Shakira Morar’s verse, The Cracked Jug, was transformed into the short by The Poetry Society and is officially unveiled today for World Poetry Day.

The 18-year-old Headington School student, who recites her own words in the film, said she was delighted by how director Suzanne Cohen had interpreted the ode.

She said: “I’m really, really happy with how it came out. I came up with the concept and drew a little story board, then there came a point in the process where I couldn’t have anymore input.

Oxford Mail:

Shakira Morar pictured with the Ashmolean Museum's near east curator Paul Collins and the cracked jug which inspired her verse.

“But, after seeing the results, that is absolutely fine.

“The main message came through and Suzanne added little touches which I thought were really effective, like where there is a line saying ‘concern pulling him from the present’, she has a girl sewing and pulling at threads, and I thought that was really powerful.”

Shakira wrote her poem as part of an Oxford competition called Poetry for Peace.

The year-long, Arts Council-funded project was run by Iraqi poet Adnan al-Sayegh and Oxford poet Jenny Lewis.
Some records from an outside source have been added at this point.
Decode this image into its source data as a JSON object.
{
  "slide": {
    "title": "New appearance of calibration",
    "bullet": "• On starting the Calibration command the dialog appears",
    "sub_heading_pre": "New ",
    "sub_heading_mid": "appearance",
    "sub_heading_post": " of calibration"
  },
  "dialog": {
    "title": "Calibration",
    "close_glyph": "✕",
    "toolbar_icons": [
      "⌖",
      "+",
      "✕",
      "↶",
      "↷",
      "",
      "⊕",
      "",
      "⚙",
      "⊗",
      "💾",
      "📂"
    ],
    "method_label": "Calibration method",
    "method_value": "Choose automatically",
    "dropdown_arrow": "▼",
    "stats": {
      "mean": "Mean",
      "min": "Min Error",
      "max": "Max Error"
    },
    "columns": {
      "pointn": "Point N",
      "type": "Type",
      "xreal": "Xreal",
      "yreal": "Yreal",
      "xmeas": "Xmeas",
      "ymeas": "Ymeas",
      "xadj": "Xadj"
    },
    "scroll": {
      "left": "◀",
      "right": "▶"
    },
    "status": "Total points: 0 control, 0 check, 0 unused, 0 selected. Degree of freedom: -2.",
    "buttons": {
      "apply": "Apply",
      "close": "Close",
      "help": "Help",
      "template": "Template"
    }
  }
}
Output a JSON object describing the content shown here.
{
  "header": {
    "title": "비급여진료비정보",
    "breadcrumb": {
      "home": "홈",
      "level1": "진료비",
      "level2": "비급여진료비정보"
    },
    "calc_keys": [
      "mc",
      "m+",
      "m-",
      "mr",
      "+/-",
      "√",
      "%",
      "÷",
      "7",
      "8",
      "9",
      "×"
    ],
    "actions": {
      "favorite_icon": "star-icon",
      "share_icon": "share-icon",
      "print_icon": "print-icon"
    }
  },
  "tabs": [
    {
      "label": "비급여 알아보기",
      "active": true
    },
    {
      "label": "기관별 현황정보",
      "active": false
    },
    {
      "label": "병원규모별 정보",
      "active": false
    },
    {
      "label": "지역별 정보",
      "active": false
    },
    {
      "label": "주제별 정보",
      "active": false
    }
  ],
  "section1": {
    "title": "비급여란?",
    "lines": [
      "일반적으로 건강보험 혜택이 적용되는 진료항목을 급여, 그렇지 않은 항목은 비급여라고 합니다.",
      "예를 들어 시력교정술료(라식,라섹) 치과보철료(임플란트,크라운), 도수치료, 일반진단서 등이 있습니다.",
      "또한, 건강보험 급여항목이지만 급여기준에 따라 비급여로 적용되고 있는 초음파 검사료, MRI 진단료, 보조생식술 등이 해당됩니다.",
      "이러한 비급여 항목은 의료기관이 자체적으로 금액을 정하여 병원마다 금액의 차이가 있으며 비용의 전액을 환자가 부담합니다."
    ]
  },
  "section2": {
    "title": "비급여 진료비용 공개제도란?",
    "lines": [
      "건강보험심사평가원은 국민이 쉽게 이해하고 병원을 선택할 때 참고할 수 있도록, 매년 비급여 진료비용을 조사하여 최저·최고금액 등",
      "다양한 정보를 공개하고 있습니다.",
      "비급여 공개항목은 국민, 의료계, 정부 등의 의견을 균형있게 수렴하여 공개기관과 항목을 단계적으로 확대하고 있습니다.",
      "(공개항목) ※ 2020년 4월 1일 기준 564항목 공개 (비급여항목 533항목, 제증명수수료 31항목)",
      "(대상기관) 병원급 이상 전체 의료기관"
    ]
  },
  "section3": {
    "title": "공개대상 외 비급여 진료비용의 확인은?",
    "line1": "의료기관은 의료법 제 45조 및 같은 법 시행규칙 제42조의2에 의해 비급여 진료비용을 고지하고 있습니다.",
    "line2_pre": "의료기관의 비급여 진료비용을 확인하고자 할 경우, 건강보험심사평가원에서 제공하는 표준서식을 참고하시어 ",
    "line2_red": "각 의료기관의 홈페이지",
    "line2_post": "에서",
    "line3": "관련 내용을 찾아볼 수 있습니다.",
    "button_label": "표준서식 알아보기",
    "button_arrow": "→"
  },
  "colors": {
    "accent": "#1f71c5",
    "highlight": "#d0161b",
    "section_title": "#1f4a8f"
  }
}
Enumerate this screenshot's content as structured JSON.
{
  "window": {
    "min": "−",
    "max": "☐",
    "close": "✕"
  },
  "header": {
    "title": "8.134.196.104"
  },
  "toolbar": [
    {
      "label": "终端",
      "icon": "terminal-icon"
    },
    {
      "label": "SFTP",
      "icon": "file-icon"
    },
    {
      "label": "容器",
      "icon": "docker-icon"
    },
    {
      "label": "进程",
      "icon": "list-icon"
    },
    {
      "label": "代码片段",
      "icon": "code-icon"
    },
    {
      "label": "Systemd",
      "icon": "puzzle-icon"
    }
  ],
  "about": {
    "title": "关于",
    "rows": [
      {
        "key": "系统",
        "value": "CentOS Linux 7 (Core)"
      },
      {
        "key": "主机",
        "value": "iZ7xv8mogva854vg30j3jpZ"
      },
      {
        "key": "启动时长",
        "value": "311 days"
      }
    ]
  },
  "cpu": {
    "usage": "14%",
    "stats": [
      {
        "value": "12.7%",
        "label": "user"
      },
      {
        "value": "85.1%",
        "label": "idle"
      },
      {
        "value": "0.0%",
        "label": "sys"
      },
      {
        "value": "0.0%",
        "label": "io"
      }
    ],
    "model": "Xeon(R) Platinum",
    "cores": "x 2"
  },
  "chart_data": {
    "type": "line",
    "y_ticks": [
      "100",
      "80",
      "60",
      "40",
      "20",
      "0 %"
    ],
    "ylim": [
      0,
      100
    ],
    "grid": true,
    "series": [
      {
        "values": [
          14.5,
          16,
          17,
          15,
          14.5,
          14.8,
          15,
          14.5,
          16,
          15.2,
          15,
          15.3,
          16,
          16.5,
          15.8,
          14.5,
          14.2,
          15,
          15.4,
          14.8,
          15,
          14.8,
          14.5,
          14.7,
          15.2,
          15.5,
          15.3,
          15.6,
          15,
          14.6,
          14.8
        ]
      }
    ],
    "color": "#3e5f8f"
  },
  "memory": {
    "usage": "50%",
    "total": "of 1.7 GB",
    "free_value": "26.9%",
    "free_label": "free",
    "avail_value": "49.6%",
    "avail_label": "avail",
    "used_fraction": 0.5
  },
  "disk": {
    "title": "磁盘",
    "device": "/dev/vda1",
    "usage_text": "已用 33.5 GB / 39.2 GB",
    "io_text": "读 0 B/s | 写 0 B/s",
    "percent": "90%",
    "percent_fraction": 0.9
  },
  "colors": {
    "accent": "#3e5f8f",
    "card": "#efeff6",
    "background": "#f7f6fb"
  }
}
They invited 60 children from Oxford Spires Academy, the Sudanese Saturday School, Headington School and Cherwell School to spend a day at the Ashmolean Museum and write poems inspired by artefacts in the Near East Gallery around themes of ‘heritage’ and ‘peace’.

The two poets hopes to build links between the English and Arabic-speaking communities in Oxford.

Shakira, who was eventually crowned the winner with the prize of having her verses made into a ‘film poem’, recalled how she picked her subject.

Oxford Mail:

Shakira pictured with Poetry for Peace organisers Jenny Lewis and Adnan Al-Sayegh at the Ashmolean Museum.

“When I saw the jug I was attracted by how neatly it was presented: it looked so homely I could just imagine it in someone’s home.

“Everyone has objects in their life like this which they treasure, and I just thought it is so sad when these things are destroyed in war.”

Shakira’s poem imagines the jug first being used by a girl to collect water before a cataclysmic event strikes her village, leaving the pot with a crack that would stay with it for the next 4,000 years.

Judith Palmer, of the Poetry Society, who judged the Poetry for Peace contest, said Shakira’s verse was an ‘open, spacious and subtle poem that proved incredibly memorable’. It met the brief brilliantly.”

Shakira, who hopes to study English literature at university, said the experience had definitely encouraged her to pen more poetry.

The top five poems have all been translated into Arabic and will be published in the Poetry for Peace 2016 Anthology by the Foreign Office.